What could the fair value be?
Mastek’s current market capitalisation of ~| 700 crore is reflective of two
businesses. IT services and solutions, which generates revenue of | 416
and 14.4% EBITDA margins (FY14), and products business (generates
| 507 crore of revenues and 5.9% margins). On a combined basis, the
business is valued at a meagre trailing price/sales multiple of 0.8x.
However, were we to value the businesses separately, the insurance
business could be valued at | 750-900 crore, 1.5-1.8x Mcap/trailing sales
metric – 60% discount to global peer group average and 20% discount, at
the higher band, to the lowest multiple considering mediocre margin and
RoCE profile and domestic listing – while services business could be
valued at ~| 250-300 crore, 4-5x EV/trailing EBITDA metric – 16-33%
discount to global peer group average. Together, the analysis yields a fair
value of | 450-550/share, an average upside of 60% relative to current
market price. Please refer exhibits 1, 2 for detailed comparable comps.
Transaction details…
Mastek, in its annual general meeting, announced the demerger of
insurance products and solutions business (55% of revenues, 5.9%
EBITDA margins and 17.3% on adjusted basis, i.e. excluding product
development expenses) into a separate entity (to be renamed Majesco
Ltd).
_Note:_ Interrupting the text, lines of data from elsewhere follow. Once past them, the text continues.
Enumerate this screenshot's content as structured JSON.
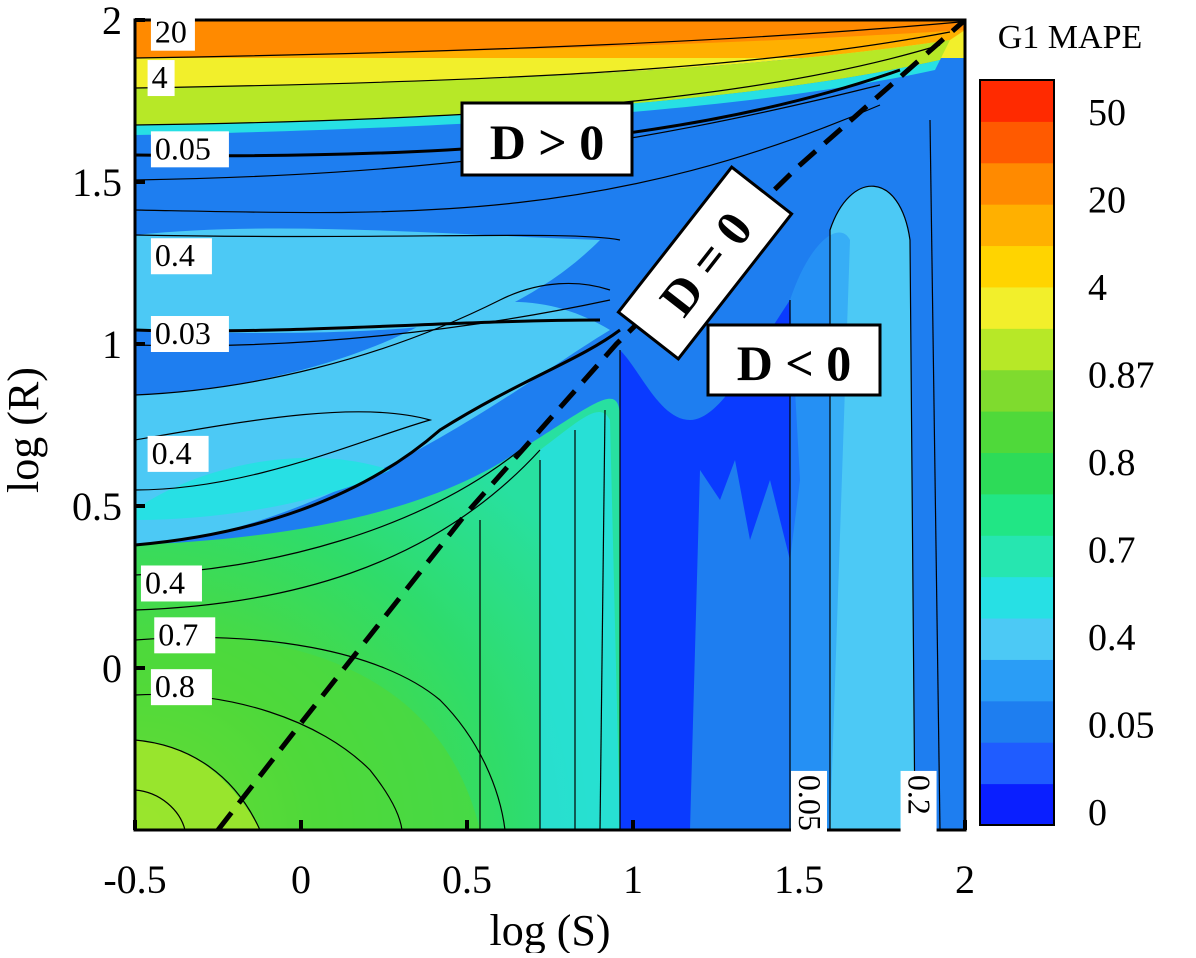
{
  "chart_data": {
    "type": "heatmap",
    "title": "",
    "xlabel": "log (S)",
    "ylabel": "log (R)",
    "xlim": [
      -0.5,
      2
    ],
    "ylim": [
      -0.5,
      2
    ],
    "x_ticks": [
      -0.5,
      0,
      0.5,
      1,
      1.5,
      2
    ],
    "y_ticks": [
      0,
      0.5,
      1,
      1.5,
      2
    ],
    "x_tick_labels": [
      "-0.5",
      "0",
      "0.5",
      "1",
      "1.5",
      "2"
    ],
    "y_tick_labels": [
      "0",
      "0.5",
      "1",
      "1.5",
      "2"
    ],
    "colorbar": {
      "title": "G1 MAPE",
      "levels": [
        "0",
        "0.05",
        "0.4",
        "0.7",
        "0.8",
        "0.87",
        "4",
        "20",
        "50"
      ],
      "colors": [
        "#0a1fff",
        "#1f5cff",
        "#1e7ef0",
        "#2a9df6",
        "#4cc9f5",
        "#27e0e4",
        "#26e6b0",
        "#21e685",
        "#2ddb58",
        "#4fd93a",
        "#7fdb2e",
        "#b7e827",
        "#f2ef2b",
        "#ffd400",
        "#ffb000",
        "#ff8a00",
        "#ff5a00",
        "#ff2a00"
      ]
    },
    "boundary": {
      "label": "D = 0",
      "points": [
        [
          -0.25,
          -0.5
        ],
        [
          0.0,
          -0.17
        ],
        [
          0.5,
          0.48
        ],
        [
          0.95,
          1.0
        ],
        [
          1.5,
          1.55
        ],
        [
          2.0,
          2.0
        ]
      ]
    },
    "region_labels": [
      "D > 0",
      "D = 0",
      "D < 0"
    ],
    "contour_labels": [
      {
        "text": "20",
        "x": -0.44,
        "y": 1.93
      },
      {
        "text": "4",
        "x": -0.45,
        "y": 1.79
      },
      {
        "text": "0.05",
        "x": -0.44,
        "y": 1.57
      },
      {
        "text": "0.4",
        "x": -0.44,
        "y": 1.24
      },
      {
        "text": "0.03",
        "x": -0.44,
        "y": 1.0
      },
      {
        "text": "0.4",
        "x": -0.45,
        "y": 0.63
      },
      {
        "text": "0.4",
        "x": -0.47,
        "y": 0.23
      },
      {
        "text": "0.7",
        "x": -0.43,
        "y": 0.07
      },
      {
        "text": "0.8",
        "x": -0.44,
        "y": -0.09
      },
      {
        "text": "0.05",
        "x": 1.5,
        "y": -0.33
      },
      {
        "text": "0.2",
        "x": 1.83,
        "y": -0.33
      }
    ],
    "bands": [
      {
        "name": "upper-orange",
        "ymin": 1.9,
        "ymax": 2.0,
        "color": "#ff8a00"
      },
      {
        "name": "upper-amber",
        "ymin": 1.85,
        "ymax": 1.9,
        "color": "#ffb000"
      },
      {
        "name": "upper-yellow",
        "ymin": 1.79,
        "ymax": 1.85,
        "color": "#f2ef2b"
      },
      {
        "name": "upper-lime",
        "ymin": 1.71,
        "ymax": 1.79,
        "color": "#b7e827"
      },
      {
        "name": "upper-blue",
        "ymin": 1.58,
        "ymax": 1.7,
        "color": "#1e7ef0"
      },
      {
        "name": "mid-cyan",
        "ymin": 1.1,
        "ymax": 1.35,
        "color": "#4cc9f5"
      },
      {
        "name": "lower-cyan",
        "ymin": 0.4,
        "ymax": 0.82,
        "color": "#4cc9f5"
      },
      {
        "name": "lower-teal",
        "ymin": 0.15,
        "ymax": 0.4,
        "color": "#27e0e4"
      }
    ]
  }
}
The company also plans to transfer the offshore insurance
operations from Majesco Ltd to its step down subsidiary, to be called
Majesco Software and Solutions India Pvt Ltd - “MSS India”, and held
through Majesco Mastek Insurance Software Solutions Inc. Existing
shareholders of Mastek would receive Majesco shares in the 1:1 ratio.
The shareholding post demerger would mirror the current shareholding.
The proposed structure involves two divisions, Majesco (insurance) and
Mastek (IT solutions business). Majesco will hold 83.5% stake in Majesco
Mastek (MM) US while the balance 16.5% will be held through Majesco
UK. A detailed pictorial representation is given in exhibit 3.
Change in valuation methodology leads to target price revision
We are transferring Mastek to our Nano Nivesh universe to comply with
our market capitalisation mandate. Though we adjust our estimates for
lower other income and await regulatory approvals, we are changing our
valuation methodology from P/E to sum-of-the-parts. We believe the
insurance business could be valued at 1.5-1.8x trailing pro-forma sales
metric while the services business could be valued at 4-5x trailing proforma
EV/EBITDA. This translates to a fair value of | 450 - 500 vs. our
earlier target price of | 220. However, investors are cautioned that the fair
value thesis is obligated to execution and earnings delivery.